The Ultramagnetic MC’s, who arrived in the flood of crews from New York in the late-’80s that also included EPMD, Eric B. & Rakim and Public Enemy, made their early reputation on a number of classic 12-inch sides (“Ego Trippin’,” “Mentally Mad,” “Chorus Line”) which blended unvarnished beats with offbeat lyrical deliveries. Like the more heralded Rakim, Kool Keith (Thornton) has a flow that is innovative and spacey, abstract lyrics that became especially influential to the next generation of rhymers (maybe too influential: even before the Ultramagnetic MC’s got to Wild Pitch, an unrelated duo called the UMC’s released an album on the label).
The quartet’s Critical Beatdown is an amazing debut. Producer Ced Gee (Cedric Miller) pushes sampling technology to its early limits, providing sonics that are less bassy and more breakbeat heavy than most of their contemporaries. Kool Keith’s shifty rhyme patterns (or “patterrins,” as he calls them) drop in and around the third-line backbeats on “Ease Back” and “Give the Drummer Some.” Complex polyrhythms fill “Kool Keith Housing Things” and “Ego Trippin’.” Anyone listening too closely to “Feelin’ It,” in which Keith poetically turns his competitors into crawling roaches, shoeless ducks and exiled rabbits, is bound to get caught up in his whirlwind weirdness.
Funk Your Head Up sharpens (and recycles) the mid-tempo groove and rhyme attack. “Hahaha! MCs are funny to me/And on Easter they’re like bunnies to me,” laughs Keith on “Message From the Boss.” Highlights include “MC Champion,” “Bust the Facts,” “Make It Happen” and “Poppa Large.” The sex fetishes (“Porno Star”) are less interesting. If hip-hop were only about clever lyrics and concrete breakbeats, the UMC’s might have been on top of the world. But next to the street socio-politics of Ice Cube, the gangsta dramatics of Dr. Dre and the shock gimmickry of Geto Boys, Ultramagnetics were beginning to sound nostalgic.

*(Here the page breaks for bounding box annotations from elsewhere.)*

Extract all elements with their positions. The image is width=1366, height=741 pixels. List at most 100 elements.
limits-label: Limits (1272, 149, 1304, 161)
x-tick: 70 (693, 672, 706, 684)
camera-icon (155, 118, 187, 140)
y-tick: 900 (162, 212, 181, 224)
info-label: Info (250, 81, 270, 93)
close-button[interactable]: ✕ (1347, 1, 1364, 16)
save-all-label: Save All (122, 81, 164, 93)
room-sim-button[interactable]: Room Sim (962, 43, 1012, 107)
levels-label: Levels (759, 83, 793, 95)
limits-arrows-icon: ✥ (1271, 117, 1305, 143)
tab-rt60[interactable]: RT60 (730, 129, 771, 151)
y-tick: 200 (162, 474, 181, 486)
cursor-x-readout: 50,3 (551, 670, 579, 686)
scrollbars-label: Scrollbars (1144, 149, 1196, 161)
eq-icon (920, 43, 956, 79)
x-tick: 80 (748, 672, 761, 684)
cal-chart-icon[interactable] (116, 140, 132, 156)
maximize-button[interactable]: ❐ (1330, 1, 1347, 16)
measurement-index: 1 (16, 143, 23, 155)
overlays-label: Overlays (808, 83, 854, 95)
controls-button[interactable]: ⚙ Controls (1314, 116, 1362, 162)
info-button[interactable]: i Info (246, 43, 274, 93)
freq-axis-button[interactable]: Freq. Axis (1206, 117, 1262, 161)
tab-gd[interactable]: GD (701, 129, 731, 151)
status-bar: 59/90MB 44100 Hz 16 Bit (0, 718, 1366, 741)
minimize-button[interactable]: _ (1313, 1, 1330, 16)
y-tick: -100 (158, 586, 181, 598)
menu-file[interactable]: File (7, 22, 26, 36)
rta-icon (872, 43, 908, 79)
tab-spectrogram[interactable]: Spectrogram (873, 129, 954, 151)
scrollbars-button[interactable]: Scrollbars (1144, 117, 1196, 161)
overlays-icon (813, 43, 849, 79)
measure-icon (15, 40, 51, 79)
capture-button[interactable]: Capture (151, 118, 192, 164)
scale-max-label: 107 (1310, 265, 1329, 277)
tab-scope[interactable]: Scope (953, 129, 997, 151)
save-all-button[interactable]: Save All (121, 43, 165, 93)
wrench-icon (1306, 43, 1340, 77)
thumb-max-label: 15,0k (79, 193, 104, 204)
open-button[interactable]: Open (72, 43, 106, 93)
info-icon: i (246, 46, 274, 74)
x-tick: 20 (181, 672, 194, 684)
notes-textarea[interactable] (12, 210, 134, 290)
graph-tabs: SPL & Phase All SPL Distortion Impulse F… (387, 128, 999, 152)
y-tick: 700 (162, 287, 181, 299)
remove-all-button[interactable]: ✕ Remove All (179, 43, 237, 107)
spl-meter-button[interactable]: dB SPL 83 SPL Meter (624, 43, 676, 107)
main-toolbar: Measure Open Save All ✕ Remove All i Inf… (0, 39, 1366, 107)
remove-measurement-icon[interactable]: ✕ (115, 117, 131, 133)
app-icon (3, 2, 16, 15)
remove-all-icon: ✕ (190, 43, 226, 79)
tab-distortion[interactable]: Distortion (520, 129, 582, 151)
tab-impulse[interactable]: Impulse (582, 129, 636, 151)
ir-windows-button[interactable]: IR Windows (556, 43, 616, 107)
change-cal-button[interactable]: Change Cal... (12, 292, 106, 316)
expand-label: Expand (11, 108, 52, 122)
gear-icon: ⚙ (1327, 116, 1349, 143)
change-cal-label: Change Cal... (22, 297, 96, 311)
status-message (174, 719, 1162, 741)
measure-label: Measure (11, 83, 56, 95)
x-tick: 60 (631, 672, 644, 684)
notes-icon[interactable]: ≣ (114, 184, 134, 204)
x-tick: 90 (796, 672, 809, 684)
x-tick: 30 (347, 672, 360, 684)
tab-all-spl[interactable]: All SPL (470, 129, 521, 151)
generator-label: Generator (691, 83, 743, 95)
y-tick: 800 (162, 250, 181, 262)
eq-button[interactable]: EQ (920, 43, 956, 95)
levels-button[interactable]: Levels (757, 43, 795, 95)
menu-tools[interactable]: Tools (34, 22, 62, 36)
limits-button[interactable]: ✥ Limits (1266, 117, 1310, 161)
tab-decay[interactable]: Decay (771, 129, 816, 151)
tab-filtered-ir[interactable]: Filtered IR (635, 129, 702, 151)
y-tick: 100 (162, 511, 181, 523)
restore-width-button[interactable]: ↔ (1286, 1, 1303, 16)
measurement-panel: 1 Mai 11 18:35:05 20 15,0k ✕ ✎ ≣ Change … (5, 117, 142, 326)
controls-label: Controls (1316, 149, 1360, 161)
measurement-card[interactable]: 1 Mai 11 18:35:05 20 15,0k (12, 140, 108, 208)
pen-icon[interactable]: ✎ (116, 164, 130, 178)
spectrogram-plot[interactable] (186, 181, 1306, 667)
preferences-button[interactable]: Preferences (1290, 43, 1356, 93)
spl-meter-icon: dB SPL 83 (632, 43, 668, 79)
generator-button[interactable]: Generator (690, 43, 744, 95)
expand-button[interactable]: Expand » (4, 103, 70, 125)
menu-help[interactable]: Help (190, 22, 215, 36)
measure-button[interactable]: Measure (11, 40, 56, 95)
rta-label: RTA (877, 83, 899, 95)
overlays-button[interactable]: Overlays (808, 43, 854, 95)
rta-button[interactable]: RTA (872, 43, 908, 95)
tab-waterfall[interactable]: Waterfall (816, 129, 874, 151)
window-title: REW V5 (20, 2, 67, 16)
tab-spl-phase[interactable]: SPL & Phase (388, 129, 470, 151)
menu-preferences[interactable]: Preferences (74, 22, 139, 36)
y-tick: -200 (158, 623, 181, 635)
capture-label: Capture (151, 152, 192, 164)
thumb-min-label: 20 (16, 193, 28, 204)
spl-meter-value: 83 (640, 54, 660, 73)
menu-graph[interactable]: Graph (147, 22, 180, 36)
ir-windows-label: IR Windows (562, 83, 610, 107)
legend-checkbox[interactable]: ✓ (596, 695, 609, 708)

The group’s third album moves to a more studio-oriented sound and an ever-wider topical range. “We Are the Horsemen” finds Keith commanding his crew and followers to “Enter your spaceship!” While “One Two One Two” rocks a more traditional battle flow and “Raise It Up” and “Time to Catch a Body” are nods to the reality-rap school, “Saga of Dandy, the Devil and Day” pays tribute to baseball’s Negro League.
The Basement Tapes is a compilation of the group’s early sides, outtakes and demos; the uneven set of Ced Gee productions is badly packaged and mostly poorly recorded.